ACT NO. 71
Health; insurance; blueprint for health; Medicaid; VHAP; Catamount Health;
state employees' health plan; advance practice nurses
This act establishes principles for outreach and enrollment in Catamount Health and state health care benefit programs. It requires the Agency of Human Services (AHS) to provide, by October 200, a single, simplified form for assessing eligibility for all state health care programs, and requires AHS to make available to health care providers any information, forms, or access to computer systems that are necessary to facilitate enrollment for individuals eligible for state health care programs. It requires AHS to develop web-based application tools for use by individuals applying for state health benefit programs. Beginning January 1, 2008, the act requires AHS to provide VHAP to eligible applicants effective the date the agency receives the application (as opposed to the date the agency determines eligibility requirements are met), provided that CMS approves. AHS is directed to analyze and report to the legislature on the costs and benefits of providing coverage from the date of application for those applying for any state-funded pharmacy programs.
The act establishes uniform state assistance for Catamount Health, such that any additional premium amount incurred because an individual chooses to enroll in a higher-cost Catamount Health plan would be borne solely by the individual.
The act establishes the director of blueprint as a new position and makes that person responsible for development and implementation of the blueprint.
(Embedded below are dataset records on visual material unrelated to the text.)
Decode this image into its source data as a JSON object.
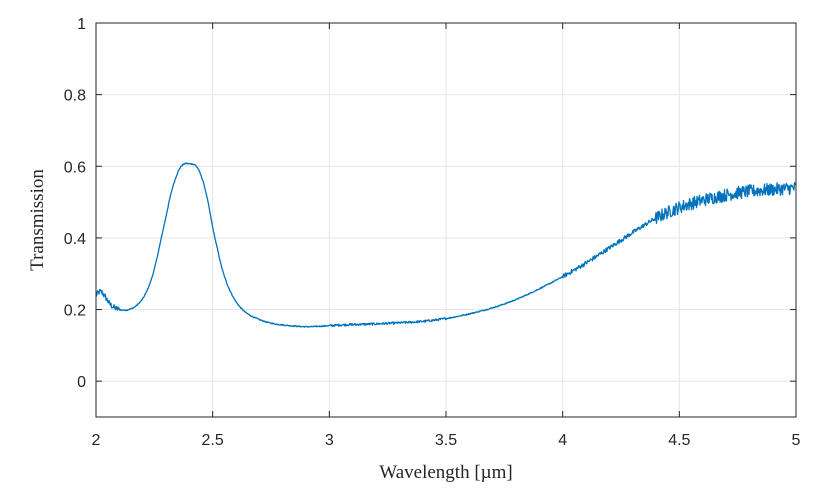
{
  "chart_data": {
    "type": "line",
    "title": "",
    "xlabel": "Wavelength [µm]",
    "ylabel": "Transmission",
    "xlim": [
      2,
      5
    ],
    "ylim": [
      -0.1,
      1
    ],
    "xticks": [
      2,
      2.5,
      3,
      3.5,
      4,
      4.5,
      5
    ],
    "xtick_labels": [
      "2",
      "2.5",
      "3",
      "3.5",
      "4",
      "4.5",
      "5"
    ],
    "yticks": [
      0,
      0.2,
      0.4,
      0.6,
      0.8,
      1
    ],
    "ytick_labels": [
      "0",
      "0.2",
      "0.4",
      "0.6",
      "0.8",
      "1"
    ],
    "grid": true,
    "legend": false,
    "series": [
      {
        "color": "#0072bd",
        "x": [
          2.0,
          2.02,
          2.04,
          2.06,
          2.08,
          2.1,
          2.12,
          2.14,
          2.16,
          2.18,
          2.2,
          2.22,
          2.24,
          2.26,
          2.28,
          2.3,
          2.32,
          2.34,
          2.36,
          2.38,
          2.4,
          2.42,
          2.43,
          2.44,
          2.46,
          2.48,
          2.5,
          2.52,
          2.54,
          2.56,
          2.58,
          2.6,
          2.62,
          2.65,
          2.7,
          2.75,
          2.8,
          2.85,
          2.9,
          2.95,
          3.0,
          3.05,
          3.1,
          3.2,
          3.3,
          3.4,
          3.5,
          3.6,
          3.7,
          3.8,
          3.9,
          4.0,
          4.1,
          4.2,
          4.3,
          4.4,
          4.5,
          4.6,
          4.7,
          4.8,
          4.9,
          5.0
        ],
        "y": [
          0.24,
          0.25,
          0.235,
          0.215,
          0.205,
          0.2,
          0.198,
          0.2,
          0.205,
          0.215,
          0.23,
          0.255,
          0.29,
          0.34,
          0.4,
          0.46,
          0.52,
          0.565,
          0.595,
          0.607,
          0.607,
          0.605,
          0.6,
          0.59,
          0.555,
          0.5,
          0.43,
          0.37,
          0.315,
          0.275,
          0.245,
          0.222,
          0.205,
          0.188,
          0.172,
          0.162,
          0.157,
          0.154,
          0.152,
          0.153,
          0.155,
          0.157,
          0.158,
          0.16,
          0.163,
          0.167,
          0.175,
          0.188,
          0.205,
          0.228,
          0.258,
          0.292,
          0.33,
          0.372,
          0.415,
          0.455,
          0.485,
          0.505,
          0.52,
          0.53,
          0.535,
          0.54
        ],
        "noise": [
          {
            "x_from": 2.0,
            "x_to": 2.1,
            "amplitude": 0.008
          },
          {
            "x_from": 3.0,
            "x_to": 3.5,
            "amplitude": 0.003
          },
          {
            "x_from": 4.0,
            "x_to": 4.4,
            "amplitude": 0.006
          },
          {
            "x_from": 4.4,
            "x_to": 5.0,
            "amplitude": 0.018
          }
        ]
      }
    ]
  }
}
The director is required by the act to collaborate with the commissioner of BISHCA whenever private health insurers are concerned. The act establishes principles for development and implementation of the blueprint. The act moves the deadline for statewide participation in the blueprint back to January 1, 2011 and requires the blueprint strategic plan to ensure that all communities implement at least one component of the blueprint by January 1, 2009. It also sets benchmarks for progress in adopting and implementing clinical quality and performance measures and requires the commissioner to analyze and report his or her recommendations concerning sustainable payment mechanisms to the legislature no later than January 1, 2009.
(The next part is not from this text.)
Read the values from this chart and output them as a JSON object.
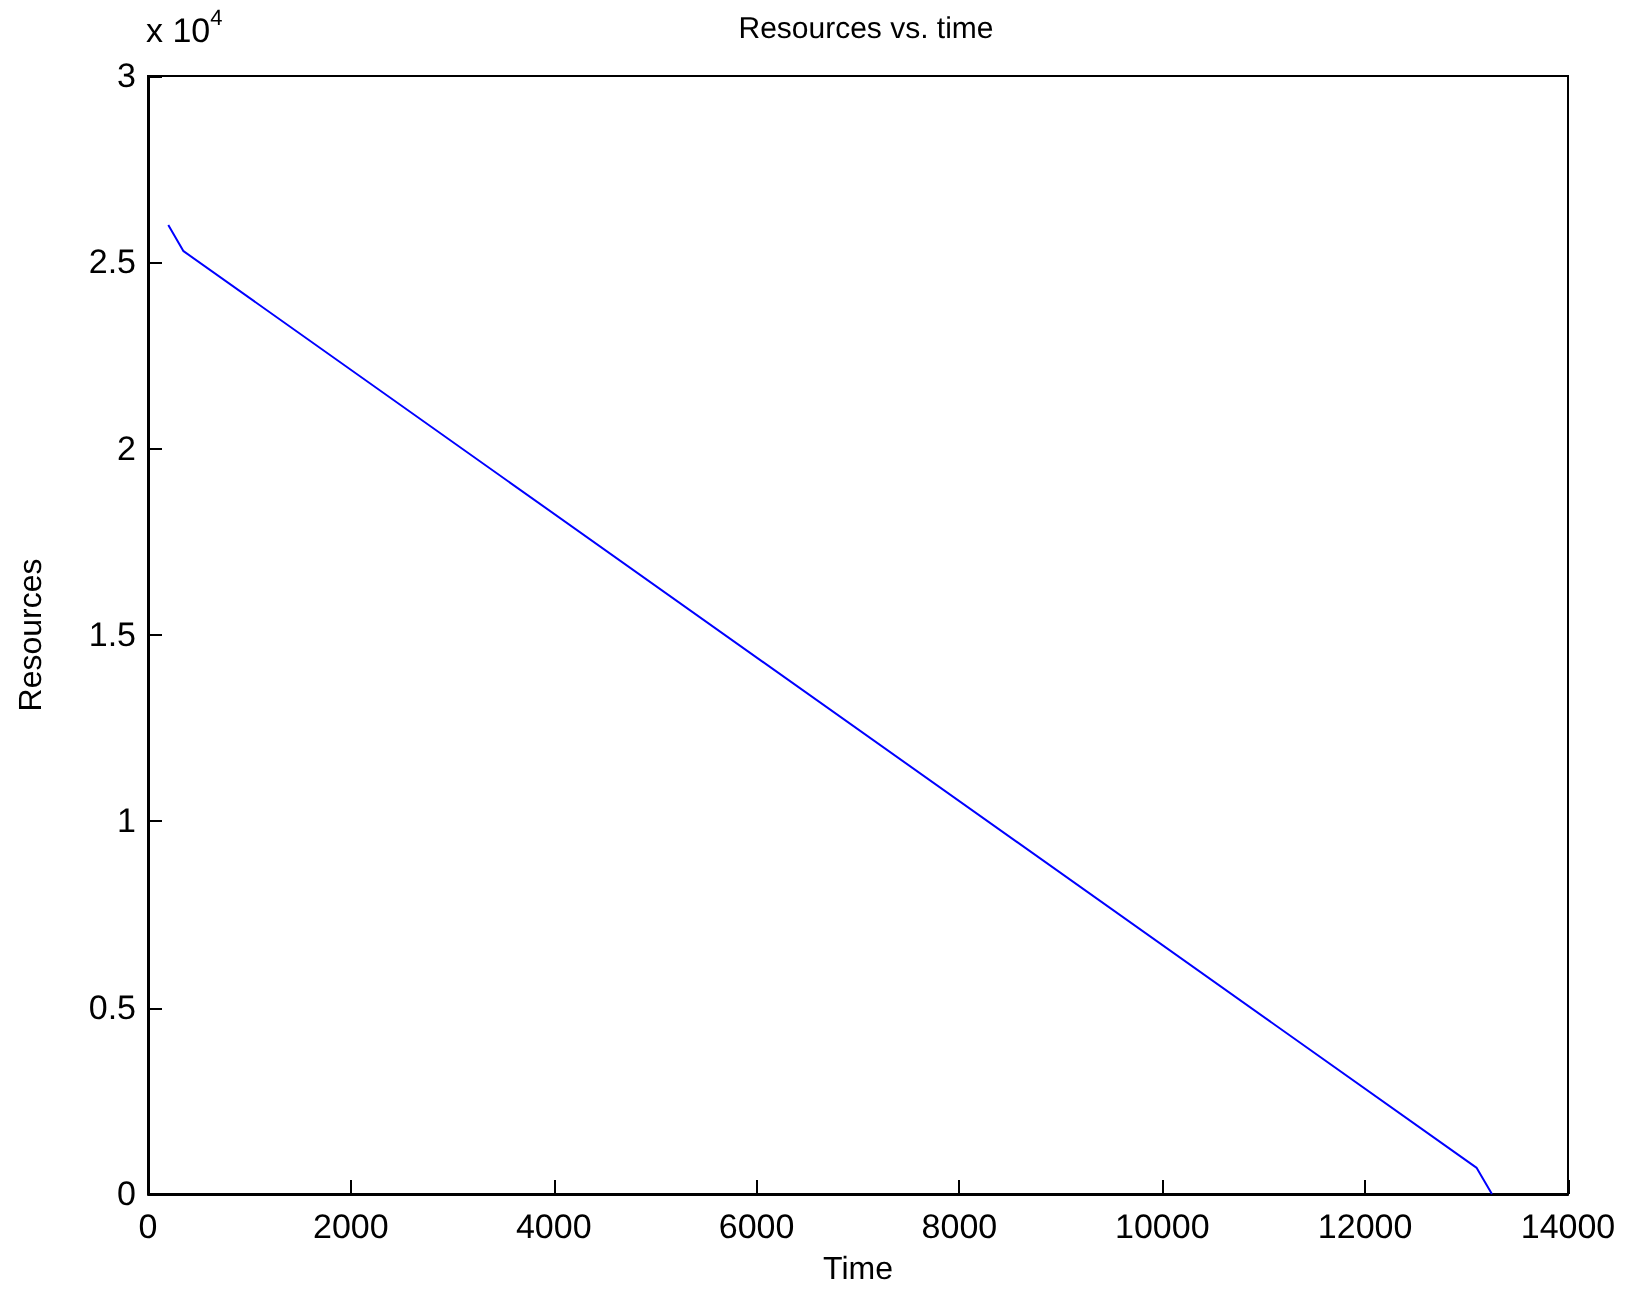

It requires the commissioner of health to set up 3 early implementation projects: the medical home project chronic care management systems integration project; the community-based coordination project; and the chronic care payment reform project, with the medical home project serving as the baseline.
The act requires the commissioner of health, the director of the office of professional regulation, and the Board of Nursing to establish a work group to study and make recommendations on the advisability of eliminating the requirement that an advance practice nurse work in a collaborative practice with a physician, with a report due to the committees on health and welfare and on health care and to the commission on January 15, 2008.
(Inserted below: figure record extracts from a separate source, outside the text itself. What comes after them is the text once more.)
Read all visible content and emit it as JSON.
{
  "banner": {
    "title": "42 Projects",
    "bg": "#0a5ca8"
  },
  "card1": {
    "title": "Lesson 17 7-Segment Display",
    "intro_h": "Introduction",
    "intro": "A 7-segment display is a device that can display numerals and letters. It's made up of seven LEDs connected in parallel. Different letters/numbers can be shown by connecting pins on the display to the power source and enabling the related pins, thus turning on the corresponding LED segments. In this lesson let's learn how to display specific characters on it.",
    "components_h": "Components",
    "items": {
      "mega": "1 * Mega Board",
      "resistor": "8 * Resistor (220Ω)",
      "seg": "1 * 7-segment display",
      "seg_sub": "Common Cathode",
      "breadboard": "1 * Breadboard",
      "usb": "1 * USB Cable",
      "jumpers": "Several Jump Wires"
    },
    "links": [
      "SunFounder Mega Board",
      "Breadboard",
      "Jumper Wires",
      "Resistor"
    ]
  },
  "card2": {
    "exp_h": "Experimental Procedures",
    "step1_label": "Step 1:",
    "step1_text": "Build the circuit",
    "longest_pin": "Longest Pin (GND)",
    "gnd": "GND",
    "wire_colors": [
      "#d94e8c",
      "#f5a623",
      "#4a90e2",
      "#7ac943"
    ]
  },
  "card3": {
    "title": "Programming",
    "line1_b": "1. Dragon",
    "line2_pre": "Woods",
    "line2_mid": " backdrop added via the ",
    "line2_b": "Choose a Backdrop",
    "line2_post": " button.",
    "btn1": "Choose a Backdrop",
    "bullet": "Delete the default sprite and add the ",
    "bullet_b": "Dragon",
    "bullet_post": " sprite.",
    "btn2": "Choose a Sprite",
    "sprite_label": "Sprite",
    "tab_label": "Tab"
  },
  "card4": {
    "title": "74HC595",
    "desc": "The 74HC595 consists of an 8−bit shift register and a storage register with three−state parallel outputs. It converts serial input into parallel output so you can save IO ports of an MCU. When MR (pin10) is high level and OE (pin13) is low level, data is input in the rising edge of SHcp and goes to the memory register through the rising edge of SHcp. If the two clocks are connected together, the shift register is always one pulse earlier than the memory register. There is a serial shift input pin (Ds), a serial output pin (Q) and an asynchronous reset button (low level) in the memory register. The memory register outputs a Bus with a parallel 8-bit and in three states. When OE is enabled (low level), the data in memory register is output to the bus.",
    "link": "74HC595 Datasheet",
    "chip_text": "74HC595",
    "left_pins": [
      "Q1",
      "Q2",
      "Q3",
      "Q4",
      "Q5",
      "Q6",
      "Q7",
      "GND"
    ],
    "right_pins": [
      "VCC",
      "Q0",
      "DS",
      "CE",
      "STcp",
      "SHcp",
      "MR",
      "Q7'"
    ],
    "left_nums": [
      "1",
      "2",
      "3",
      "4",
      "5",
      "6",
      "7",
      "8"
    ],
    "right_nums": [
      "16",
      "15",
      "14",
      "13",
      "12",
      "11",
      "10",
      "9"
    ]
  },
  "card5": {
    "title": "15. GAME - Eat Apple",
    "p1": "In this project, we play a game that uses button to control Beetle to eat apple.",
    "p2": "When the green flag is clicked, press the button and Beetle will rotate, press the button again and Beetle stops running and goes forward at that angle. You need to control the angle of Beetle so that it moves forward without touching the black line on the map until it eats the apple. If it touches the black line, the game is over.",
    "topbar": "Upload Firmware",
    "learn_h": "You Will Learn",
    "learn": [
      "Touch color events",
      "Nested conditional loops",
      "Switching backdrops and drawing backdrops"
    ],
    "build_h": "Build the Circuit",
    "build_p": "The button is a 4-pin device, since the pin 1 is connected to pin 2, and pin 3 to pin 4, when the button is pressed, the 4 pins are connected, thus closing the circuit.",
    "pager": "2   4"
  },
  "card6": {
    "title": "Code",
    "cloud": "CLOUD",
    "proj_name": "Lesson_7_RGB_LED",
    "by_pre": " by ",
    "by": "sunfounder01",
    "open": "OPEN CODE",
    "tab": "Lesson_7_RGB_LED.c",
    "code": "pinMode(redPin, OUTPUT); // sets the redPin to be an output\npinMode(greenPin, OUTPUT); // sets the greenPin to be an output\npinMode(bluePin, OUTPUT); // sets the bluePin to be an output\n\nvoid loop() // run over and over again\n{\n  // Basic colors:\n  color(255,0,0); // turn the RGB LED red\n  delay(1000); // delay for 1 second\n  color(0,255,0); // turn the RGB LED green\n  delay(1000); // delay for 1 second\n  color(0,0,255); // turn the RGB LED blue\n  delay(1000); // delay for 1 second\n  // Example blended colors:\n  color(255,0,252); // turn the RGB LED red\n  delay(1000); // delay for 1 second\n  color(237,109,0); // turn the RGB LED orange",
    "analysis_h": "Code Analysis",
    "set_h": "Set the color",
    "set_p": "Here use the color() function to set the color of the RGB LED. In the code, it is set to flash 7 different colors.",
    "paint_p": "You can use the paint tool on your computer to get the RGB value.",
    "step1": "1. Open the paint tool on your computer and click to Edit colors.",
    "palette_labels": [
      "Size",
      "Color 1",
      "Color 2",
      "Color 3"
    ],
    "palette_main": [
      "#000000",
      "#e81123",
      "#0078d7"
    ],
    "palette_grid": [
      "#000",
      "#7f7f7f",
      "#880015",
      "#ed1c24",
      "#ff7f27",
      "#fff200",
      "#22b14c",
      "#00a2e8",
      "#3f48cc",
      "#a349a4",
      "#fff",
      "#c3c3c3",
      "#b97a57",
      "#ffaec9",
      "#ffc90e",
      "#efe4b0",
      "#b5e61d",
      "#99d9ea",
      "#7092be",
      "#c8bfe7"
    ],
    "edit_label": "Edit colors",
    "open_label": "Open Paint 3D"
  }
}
The act requires BISHCA to survey annually insurers to determine the reimbursement for the 10 most common billing codes for primary care health services, and to report on the data to the committees of jurisdiction. A similar, one-time survey for mental health services and non-physician providers is also required. The act requires the secretary of administration to report to the legislature on the results of provider satisfaction assessments for services provided consistent with the blueprint; and, if the secretary determines that provider satisfaction levels are creating a barrier to successful implementation of the blueprint, include an action plan for improving provider satisfaction. The act authorizes health care professional and trade associations to obtain a list of bidders for a state employees health care plan, to submit information about the business practices of the bidders for the Secretary to consider, and to request meetings with the secretary to discuss the information.
The act eliminates the provision allowing use of the Catamount fund for the nongroup health insurance market assistance and adds a provision allowing use of the Catamount fund for the development and implementation of the blueprint.
The act limits cost-sharing for Catamount Health-eligible individuals receiving premium assistance for employer-sponsored health coverage to services covered by VHAP that are related to evidence-based guidelines for ongoing prevention and clinical management of the chronic condition specified in the blueprint for health, instead of for all chronic care services.
The act sets the Catamount Health plan reimbursement rates for non-facility health care providers in an amount equal to the least of contracted rates, billed charges, or the Medicare reimbursement rate plus ten percent.
Effective Date: on July 1, 2007, except Secs. 4 and 13, which are effective upon passage.